Am Sonntag entscheiden die Wähler, wer in den kommenden Jahren ihre Interessen vertreten soll. Auf welcher Basis wird die Wahl getroffen? Offenbar glauben zumindest Politiker, dass ihr Auftritt im Wahlkampf entscheidet. Kampf als Beschreibung eines demokratischen Vorganges? Worum und mit welchen Mitteln wird gekämpft?
Als „fortgesetzte angestrengte Bemühung zur Erreichung oder Verhinderung von etwas“ definiert der Duden den Kampf. Insofern passt der Begriff zum Ringen um Gerechtigkeit, freiheitliche Bedingungen und Gleichstellung in sich wandelnden Verhältnissen. Langfristige Prozesse gilt es zu gestalten, Verantwortung zu übernehmen für die aktuellen Entscheidungen und ihre Konsequenzen. Es liegt in der Natur der Sache, dass solche Entscheidungen mitunter zunächst Einschränkungen bedeuten können und ihren positiven Effekt erst später zeigen. Zukunftsorientierung lautet das Stichwort, ein offener Diskurs im Sinne der Zukunftsgestaltung ist gefordert, geführt von beauftragten Stellvertretern, die sich ihrer Verantwortung bewusst sind.

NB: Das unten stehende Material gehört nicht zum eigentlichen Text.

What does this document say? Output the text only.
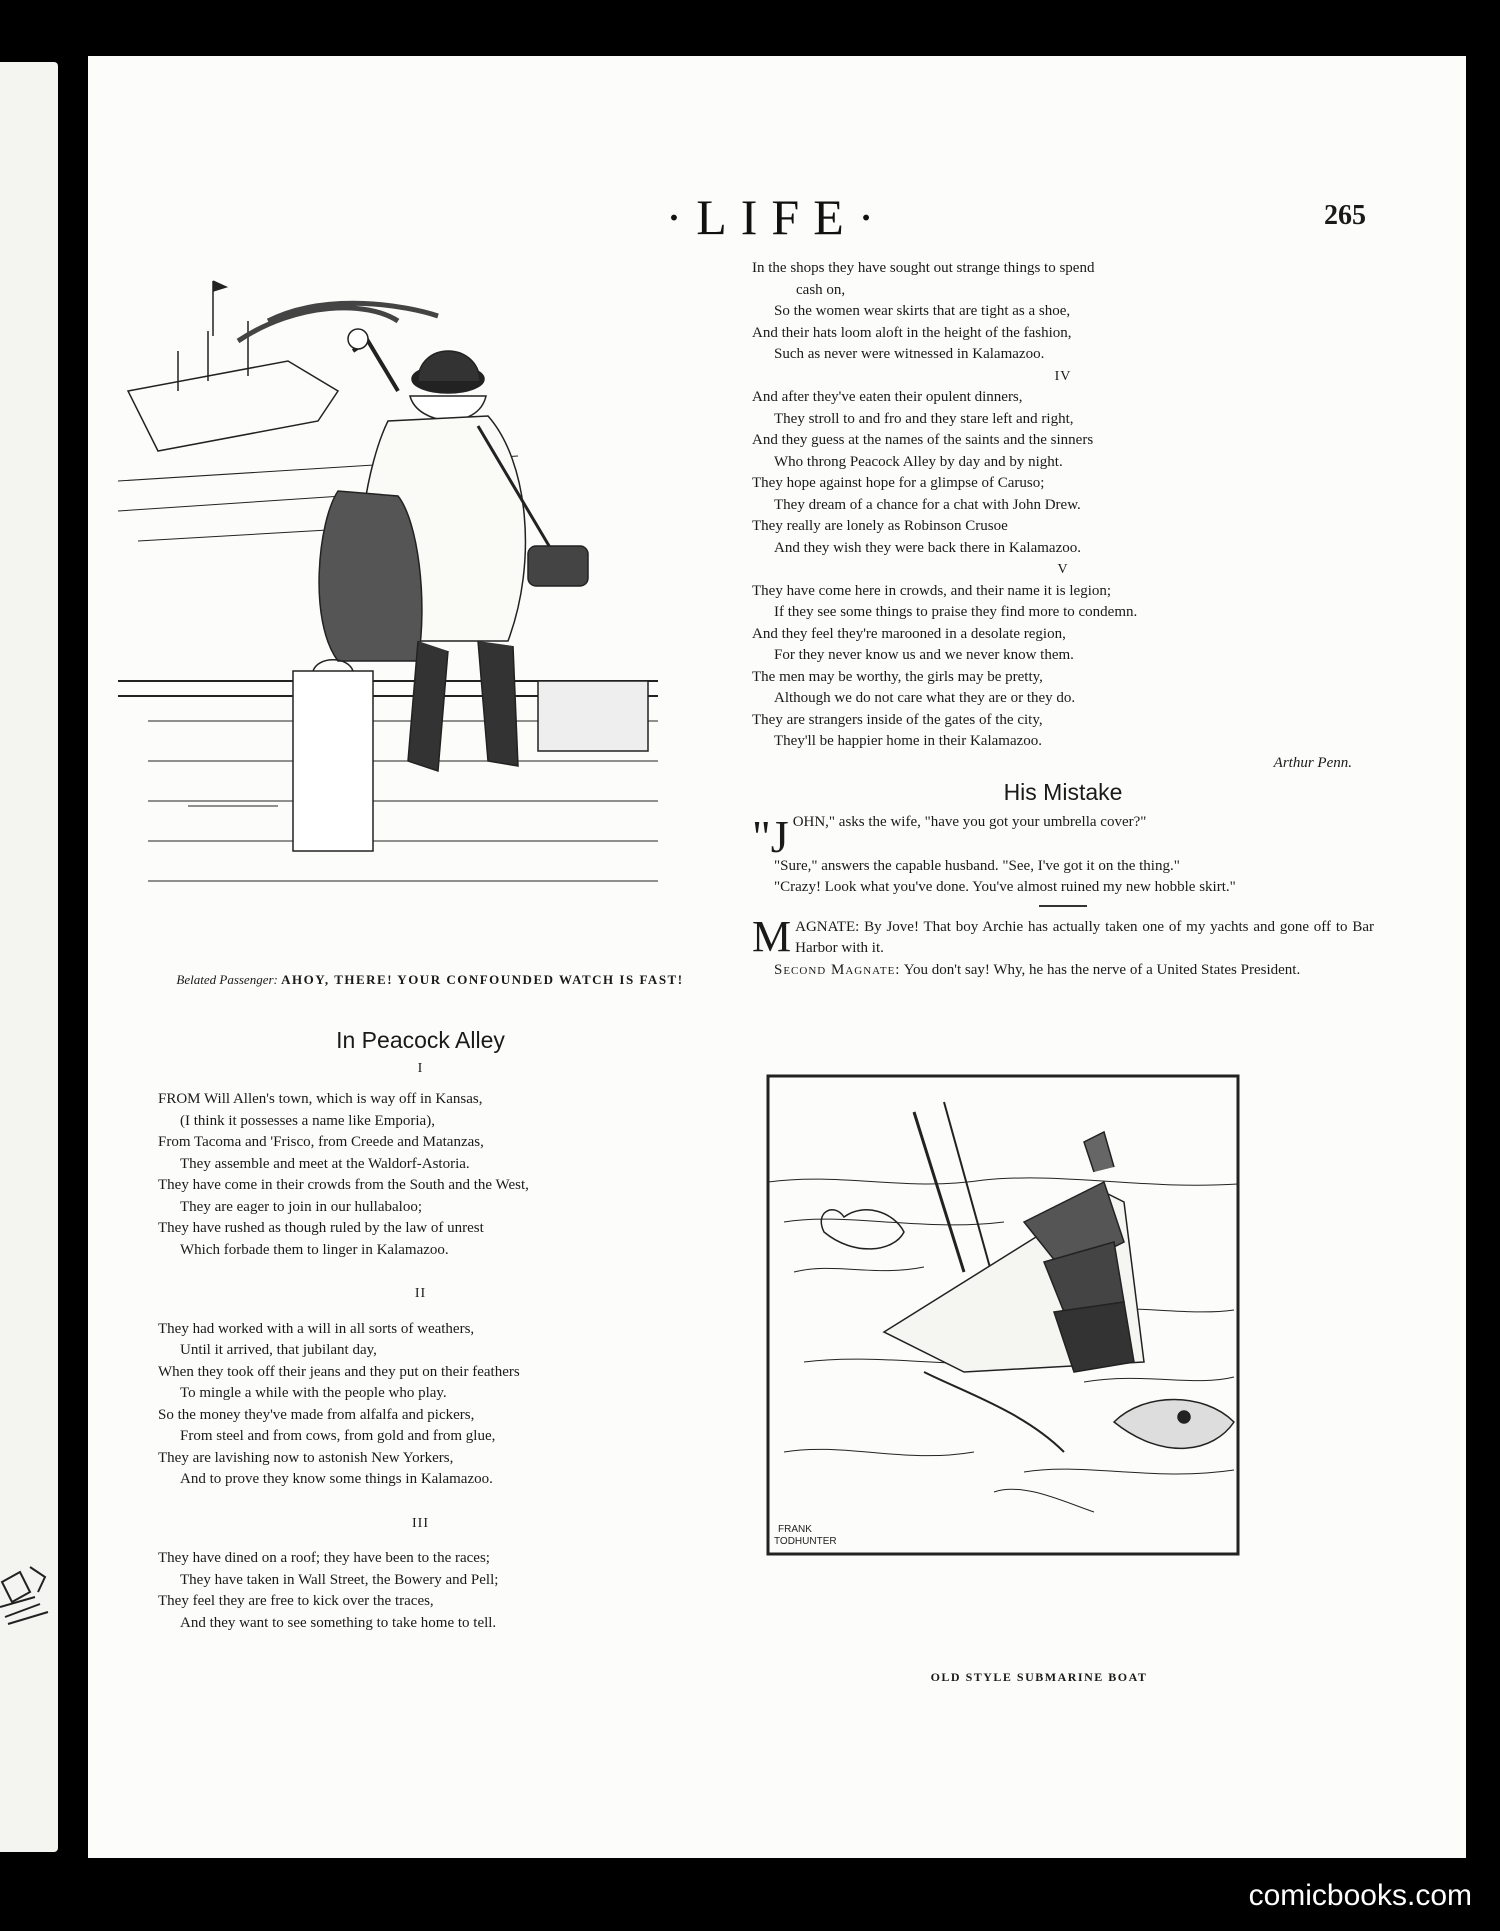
·LIFE·	265
Belated Passenger: AHOY, THERE! YOUR CONFOUNDED WATCH IS FAST!
In Peacock Alley
I
FROM Will Allen's town, which is way off in Kansas,
(I think it possesses a name like Emporia),
From Tacoma and 'Frisco, from Creede and Matanzas,
They assemble and meet at the Waldorf-Astoria.
They have come in their crowds from the South and the West,
They are eager to join in our hullabaloo;
They have rushed as though ruled by the law of unrest
Which forbade them to linger in Kalamazoo.
II
They had worked with a will in all sorts of weathers,
Until it arrived, that jubilant day,
When they took off their jeans and they put on their feathers
To mingle a while with the people who play.
So the money they've made from alfalfa and pickers,
From steel and from cows, from gold and from glue,
They are lavishing now to astonish New Yorkers,
And to prove they know some things in Kalamazoo.
III
They have dined on a roof; they have been to the races;
They have taken in Wall Street, the Bowery and Pell;
They feel they are free to kick over the traces,
And they want to see something to take home to tell.
In the shops they have sought out strange things to spend
cash on,
So the women wear skirts that are tight as a shoe,
And their hats loom aloft in the height of the fashion,
Such as never were witnessed in Kalamazoo.
IV
And after they've eaten their opulent dinners,
They stroll to and fro and they stare left and right,
And they guess at the names of the saints and the sinners
Who throng Peacock Alley by day and by night.
They hope against hope for a glimpse of Caruso;
They dream of a chance for a chat with John Drew.
They really are lonely as Robinson Crusoe
And they wish they were back there in Kalamazoo.
V
They have come here in crowds, and their name it is legion;
If they see some things to praise they find more to condemn.
And they feel they're marooned in a desolate region,
For they never know us and we never know them.
The men may be worthy, the girls may be pretty,
Although we do not care what they are or they do.
They are strangers inside of the gates of the city,
They'll be happier home in their Kalamazoo.
Arthur Penn.
His Mistake
"J OHN," asks the wife, "have you got your umbrella cover?"
"Sure," answers the capable husband. "See, I've got it on the thing."
"Crazy! Look what you've done. You've almost ruined my new hobble skirt."
M AGNATE: By Jove! That boy Archie has actually taken one of my yachts and gone off to Bar Harbor with it.
Second Magnate: You don't say! Why, he has the nerve of a United States President.
FRANK
TODHUNTER
OLD STYLE SUBMARINE BOAT
comicbooks.com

Aber wie passen der Fokus auf Zukunft und die schnelle Abfolge der Legislaturperioden zusammen? Wie wahrscheinlich ist es, dass Politiker unbequeme Maßnahmen durchsetzen, wenn sie spätestens zur Hälfte ihrer Amtszeit den Fokus auf wahldienliche Berichterstattung legen? „Unsere Demokratie ist so konstruiert, dass eine nachhaltige und zukunftsorientierte Politik kaum möglich ist. Die Politiker wollen in vier Jahren wiedergewählt werden, während die Wähler Steuersenkungen und Arbeitsplatzsicherheit möglichst jetzt bekommen wollen“, sagt Professor Dr. Bernward Gesang, Inhaber des Lehrstuhls für Philosophie III der Universität Mannheim. Wähler und Politiker hätten „beide ein Interesse daran, die Kosten heutiger Politik in die Zukunft zu verschieben.“
Der Frage, wie in diesem System Politik zu machen sei, die nicht zu Lasten zukünftiger Generationen und deren Umwelt geht, widmen die Universität Mannheim und die Studierendeninitiative Club of Rome e.V. aktuell eine Veranstaltungsreihe. Nach dem Vorbild Ungarns, Israels und einiger anderer Länder lautet eine Variante, demokratisch legitimierte Interessenvertreter zukünftiger Generationen schon in heutigen Entscheidungsgremien mitbestimmen zu lassen.
Solcherart langfristige Überlegungen drängen sich dieser Tage nicht auf, da man durch Papierwälder aufwendig geschminkter Gesichter stolpert und allüberall mit Parolen und Versprechen adressiert wird. Es mangelt auch nicht an Polemik gegen die konkurrierenden Parteien und deren Personal – aktuell auf die Spitze getrieben beim politischen Aschermittwoch. Die Person des Politikers steht im Vordergrund, der sich durch scharfe Abgrenzung und schöne Plakate profiliert. Bleibt die Hoffnung, der Demos möge sich seiner eigenen Verantwortung bewusst sein, Plakate ignorieren und über die gesamte Legislaturperiode wachsam verfolgen, welche Politiker sich tatsächlich für unsere Zukunftsthemen einsetzen, unbequeme Positionen wagen und sich darin als echte Kämpfer für langfristige Ziele zeigen.